4. Por outra volta, tem-se presente que o entendimento que predomina nessa e. Corte Superior é o de que o recesso forense, em matéria criminal, não suspende ou interrompe a contagem dos prazos processuais, conforme o disposto no artigo 798 do Código de Processo Penal. Nesse sentido são os seguintes precedentes:

"RECURSO ESPECIAL. PROCESSUAL PENAL. EMBARGOS INFRINGENTES INTEMPESTIVOS. PRAZO. FÉRIAS FORENSES. APLICAÇÃO DO ART. 798 DO CPP, SEM INTERFERÊNCIA DO DISPOSTO NO ART. 68 DA LOMAN.

1. A despeito de ter havido inicialmente alguma vacilação na jurisprudência, e bastante controvérsia, ainda hoje, na doutrina, o entendimento predominante nesta Corte aponta no sentido de que a regra insculpida no art. 798 do CPP subsiste, isto é, os prazos para a interposição de recursos criminais são fatais: contínuos e peremptórios, não sendo interrompidos ou suspensos por férias, domingos ou feriados, ressalvadas as excepcionalidades previstas no próprio dispositivo legal em comento, ou, ainda, obviamente, no caso de o respectivo Tribunal, no período de recesso, não ter disponível o serviço de protocolo geral.

2. Nesse contexto, mostra-se escorreita a decisão recorrida ao declarar a intempestividade dos embargos infringentes, opostos após o transcurso do decêndio legal, considerando o disposto no art. 798 do CPP.

3. Recurso especial não conhecido."

(REsp 511100/PR. Quinta Turma. Rel. Min. Laurita Vaz. DJ de 10/05/2004).

"CRIMINAL. AGRAVO REGIMENTAL EM AGRAVO DE INSTRUMENTO. RECONSIDERAÇÃO. INTEMPESTIVIDADE DO RECURSO ESPECIAL. FLUÊNCIA DO PRAZO DURANTE AS FÉRIAS FORENSES. AGRAVO DESPROVIDO.

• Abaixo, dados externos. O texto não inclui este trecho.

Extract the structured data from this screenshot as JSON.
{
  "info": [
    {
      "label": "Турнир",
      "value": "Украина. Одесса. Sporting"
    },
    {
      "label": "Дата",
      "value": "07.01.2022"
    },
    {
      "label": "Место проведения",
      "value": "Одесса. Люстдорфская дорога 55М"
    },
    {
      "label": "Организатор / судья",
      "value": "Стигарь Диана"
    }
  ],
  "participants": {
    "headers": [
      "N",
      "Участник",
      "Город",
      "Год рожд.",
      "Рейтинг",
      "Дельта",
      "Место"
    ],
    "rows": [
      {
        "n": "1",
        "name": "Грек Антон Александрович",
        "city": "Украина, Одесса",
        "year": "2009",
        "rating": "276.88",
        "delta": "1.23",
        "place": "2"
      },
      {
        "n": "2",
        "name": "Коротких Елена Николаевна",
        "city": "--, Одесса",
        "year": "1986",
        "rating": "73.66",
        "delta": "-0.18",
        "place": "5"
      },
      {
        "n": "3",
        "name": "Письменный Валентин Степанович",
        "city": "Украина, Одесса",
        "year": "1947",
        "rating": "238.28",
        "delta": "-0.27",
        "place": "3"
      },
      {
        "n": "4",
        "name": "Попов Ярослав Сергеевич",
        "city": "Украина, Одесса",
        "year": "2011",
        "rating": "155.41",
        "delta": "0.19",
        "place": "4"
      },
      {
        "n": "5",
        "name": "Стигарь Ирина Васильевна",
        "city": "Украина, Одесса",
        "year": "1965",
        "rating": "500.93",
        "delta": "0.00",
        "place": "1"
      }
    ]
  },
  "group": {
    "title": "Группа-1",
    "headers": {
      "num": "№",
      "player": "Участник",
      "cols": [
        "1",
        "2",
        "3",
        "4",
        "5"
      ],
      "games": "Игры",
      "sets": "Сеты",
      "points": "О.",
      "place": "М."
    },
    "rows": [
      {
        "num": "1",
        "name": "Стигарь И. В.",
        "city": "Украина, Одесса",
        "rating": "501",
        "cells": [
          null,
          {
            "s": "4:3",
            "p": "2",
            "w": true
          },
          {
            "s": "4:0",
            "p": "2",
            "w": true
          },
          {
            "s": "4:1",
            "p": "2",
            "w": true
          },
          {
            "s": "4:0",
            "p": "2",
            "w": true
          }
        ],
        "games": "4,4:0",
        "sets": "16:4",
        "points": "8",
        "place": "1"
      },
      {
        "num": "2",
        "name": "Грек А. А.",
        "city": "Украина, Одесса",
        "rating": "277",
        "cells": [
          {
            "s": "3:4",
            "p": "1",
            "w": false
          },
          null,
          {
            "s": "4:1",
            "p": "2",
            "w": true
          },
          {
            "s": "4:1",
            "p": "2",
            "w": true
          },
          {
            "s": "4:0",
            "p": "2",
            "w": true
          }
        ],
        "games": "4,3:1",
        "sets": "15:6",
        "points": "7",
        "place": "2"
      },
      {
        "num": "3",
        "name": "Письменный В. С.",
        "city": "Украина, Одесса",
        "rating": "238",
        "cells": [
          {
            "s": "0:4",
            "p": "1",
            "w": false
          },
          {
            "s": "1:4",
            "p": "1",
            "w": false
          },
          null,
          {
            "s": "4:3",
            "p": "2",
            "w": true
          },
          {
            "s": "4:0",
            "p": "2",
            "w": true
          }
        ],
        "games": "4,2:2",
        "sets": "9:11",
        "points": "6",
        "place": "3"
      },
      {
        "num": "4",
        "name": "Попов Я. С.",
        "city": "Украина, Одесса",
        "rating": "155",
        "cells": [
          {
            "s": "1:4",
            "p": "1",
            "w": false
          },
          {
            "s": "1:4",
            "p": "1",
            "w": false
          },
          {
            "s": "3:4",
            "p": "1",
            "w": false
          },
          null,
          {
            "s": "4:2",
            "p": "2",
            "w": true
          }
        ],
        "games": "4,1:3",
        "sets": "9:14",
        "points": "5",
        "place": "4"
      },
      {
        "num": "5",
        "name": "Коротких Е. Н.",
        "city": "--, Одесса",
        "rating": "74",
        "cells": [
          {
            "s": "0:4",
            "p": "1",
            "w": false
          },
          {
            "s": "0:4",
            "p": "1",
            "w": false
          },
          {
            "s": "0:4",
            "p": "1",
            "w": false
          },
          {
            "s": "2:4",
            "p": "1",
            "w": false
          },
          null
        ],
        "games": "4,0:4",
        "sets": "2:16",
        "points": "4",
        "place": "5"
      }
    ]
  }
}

Evidenciado que o mérito do recurso de agravo de instrumento versava sobre a tempestividade do recurso especial, ao qual foi negado seguimento, deve-se reconsiderar a decisão, para conhecer do agravo quanto a esse aspecto.

As férias forenses não suspendem a contagem do prazo recursal em matéria penal – que é contínuo e peremptório, não se interrompendo nas férias, domingos e feriados. Intempestivo o RESP, não há como prosperar o agravo de instrumento. Agravo regimental desprovido."

(AGA 421569/PR. Quinta Turma. Rel. Min. Gilson Dipp. DJ de 16/09/2002).

5. No caso vertente, o ingresso dos autos na secretaria administrativa da instituição deu-se em 11 de julho de 2002 (quinta-feira), conforme consta de fls. 148, iniciando-se o prazo a correr no dia 12 do mesmo mês e ano. O prazo para a interposição de recurso especial é de 15 (quinze) dias, a teor do disposto no artigo 26 da Lei n.º 8.038/1990. Dessarte, o último dia para a interposição do recurso seria o dia 26 de julho do mesmo ano. Considerando-se que o recurso foi interposto em data de 12 de agosto (fl. 150), tenho-no por intempestivo.

6. Ante o exposto, NÃO CONHEÇO do recurso especial porque intempestivo.

É o meu voto.

 Decisão unânime, votando com o relator os ministros Hamilton Carvalhido e Paulo Gallotti.

Ronaldo Botelho é advogado e professor da Escola da Magistratura.